There have been innumerable efforts to force the Littleton deaths into the well-worn grooves of social conflict-including some flat-footed attempts by Christian leaders. Franklin Graham, son of the evangelist Billy Graham, used the occasion to denounce the public schools. Boston's Roman Catholic cardinal, Bernard Law, criticized an American society in which guns are "too accessible and too acceptable." "What is causing all this turmoil?" asked Susan Swanson of Chicago's Luther Memorial Church when reached for comment by the Associated Press. "The media? TV? The Internet? Music? Or far-right-wing hate groups?"
Richard Cizik of the National Association of Evangelicals worries that "there are some Christian leaders who will use this as proof that there is a pattern of hatred for Christianity in America." An editor at a major Christian magazine complains about the "shameless manipulation of people's grief for evangelizing purposes." An important Protestant theologian warns that Cassie's story should be downplayed to keep it from providing ammunition to those Christian preachers who "pander" to Americans' "desire to pose as victims, when the real martyrs today are in China and Sudan."
When Vice President Gore made a mild speech calling upon God for help in mourning the Littleton students, he was attacked on culture-wars grounds from both the left and the right. In a column in the Washington Post, Richard Cohen mocked Gore for failing to make a strong call for gun control, and Focus on the Family's Tom Minnery demanded, "Why is it that only after it is too late . . . is secular government willing to acknowledge God?"

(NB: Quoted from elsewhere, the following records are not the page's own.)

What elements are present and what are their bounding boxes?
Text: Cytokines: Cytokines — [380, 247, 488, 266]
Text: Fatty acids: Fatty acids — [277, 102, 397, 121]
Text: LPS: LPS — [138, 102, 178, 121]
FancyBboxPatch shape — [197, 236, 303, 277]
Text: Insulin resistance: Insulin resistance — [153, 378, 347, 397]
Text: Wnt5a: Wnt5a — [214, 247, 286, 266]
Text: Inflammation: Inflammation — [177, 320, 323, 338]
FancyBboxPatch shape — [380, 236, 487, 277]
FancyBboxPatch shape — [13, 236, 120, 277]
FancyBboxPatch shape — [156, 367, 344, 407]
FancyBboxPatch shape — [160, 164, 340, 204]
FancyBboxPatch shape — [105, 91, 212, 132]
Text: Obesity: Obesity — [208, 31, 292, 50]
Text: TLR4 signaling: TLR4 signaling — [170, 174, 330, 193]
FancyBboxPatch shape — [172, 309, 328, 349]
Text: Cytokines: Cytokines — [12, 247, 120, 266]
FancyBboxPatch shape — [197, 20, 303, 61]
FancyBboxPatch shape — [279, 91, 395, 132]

For a huge swath of Americans, this sort of rhetoric has come to seem quite dated in just the 12 days since Klebold and Harris put a gun to Cassie Bernall's head. They're hearing sermons about the surprising works of God in Colorado. They're reading Matthew 10:32: "Whosoever therefore shall confess me before men, him will I confess also before my Father." They're listening to a Catholic radio station in Michigan proclaim that Cassie has received "the white crown." They're not thinking about gun control, or grief counseling, or public schools, or the separation of church and state. They're thinking about a change of heart. They're full of astonishment at the birth of an American martyr.